Symptoms That Signal Overtraining

It’s great to have ambitious exercise goals, but it’s also important to pursue them realistically. We’ve got tips to help you avoid overtraining injuries.

Anyone can overdo it while pursuing fitness goals. Whether you are a seasoned athlete, a recreational exerciser on the weekend, or someone using exercise as part of a strategy to lose weight and stay fit, too much activity too soon can result in an injury.

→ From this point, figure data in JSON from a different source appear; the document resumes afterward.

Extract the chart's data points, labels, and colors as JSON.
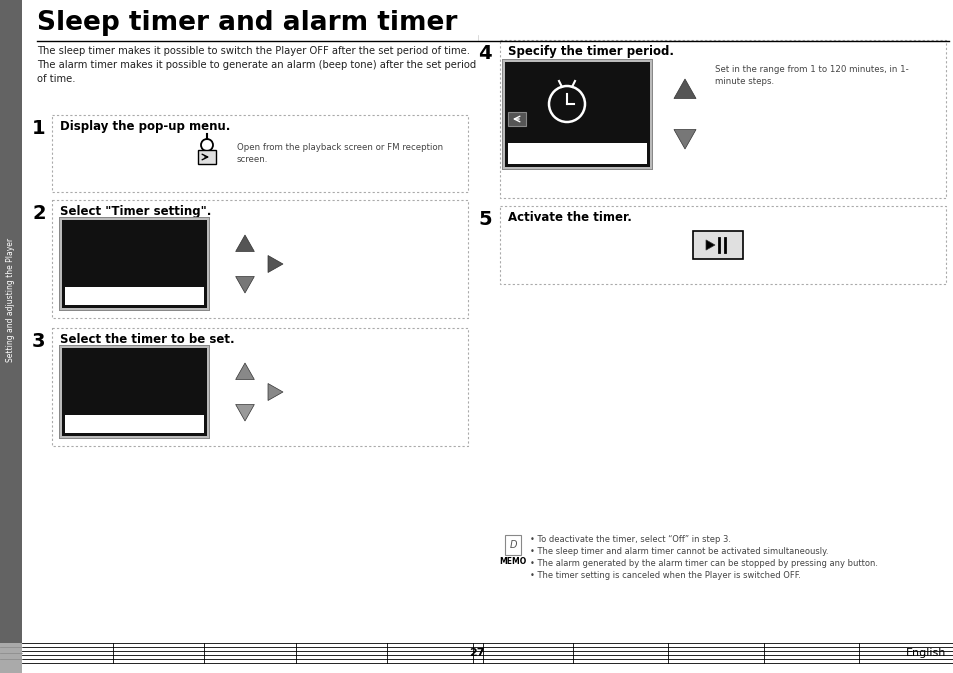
{
  "title": "Sleep timer and alarm timer",
  "sidebar_text": "Setting and adjusting the Player",
  "sidebar_bg": "#636363",
  "page_bg": "#d0d0d0",
  "intro_text": "The sleep timer makes it possible to switch the Player OFF after the set period of time.\nThe alarm timer makes it possible to generate an alarm (beep tone) after the set period\nof time.",
  "step1_title": "Display the pop-up menu.",
  "step1_note": "Open from the playback screen or FM reception\nscreen.",
  "step2_title": "Select \"Timer setting\".",
  "step3_title": "Select the timer to be set.",
  "step4_title": "Specify the timer period.",
  "step4_note": "Set in the range from 1 to 120 minutes, in 1-\nminute steps.",
  "step5_title": "Activate the timer.",
  "memo_bullets": [
    "• To deactivate the timer, select “Off” in step 3.",
    "• The sleep timer and alarm timer cannot be activated simultaneously.",
    "• The alarm generated by the alarm timer can be stopped by pressing any button.",
    "• The timer setting is canceled when the Player is switched OFF."
  ],
  "page_number": "27",
  "page_label": "English",
  "dot_color": "#999999",
  "text_color": "#222222",
  "small_text_color": "#444444"
}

Overtraining injuries are musculoskeletal damage resulting from doing more than your body is used to or changing the type of exercise you do. Be alert to the following symptoms that can be triggered by overtraining:

  • An increase in your resting heart rate or in your blood pressure.
  • Decrease appetite, upset stomach, or intense thirst.
  • A feeling of fatigue through the day and/or sleep disturbances.
  • Increased frequency of sickness and infections.
  • Abnormal muscle soreness.
  • Decreased motivation or lack of concentration.
  • A change in your ability to cope with stress.
  • Increased heart rate during activity.
  • A drop in strength or endurance.
  • Impaired movement and coordination.
  • Multiple technical errors as you train.

You need to push yourself in order to improve your fitness level, but if signs of overtraining begin to appear, it’s time to take a break, rest, and reassess your exercise plan. Exercise should progress steadily at a gradual pace. If your body begins to signal the overtraining symptoms of distress, scale back the intensity of your routine, and take it slow.

Your goal should be long-term consistency, not an overnight transformation. Trying to do too much too soon can result in an injury or frustration. By building a bit more patience into your exercise goals, you’ll have a routine that can carry you safely to fitness success.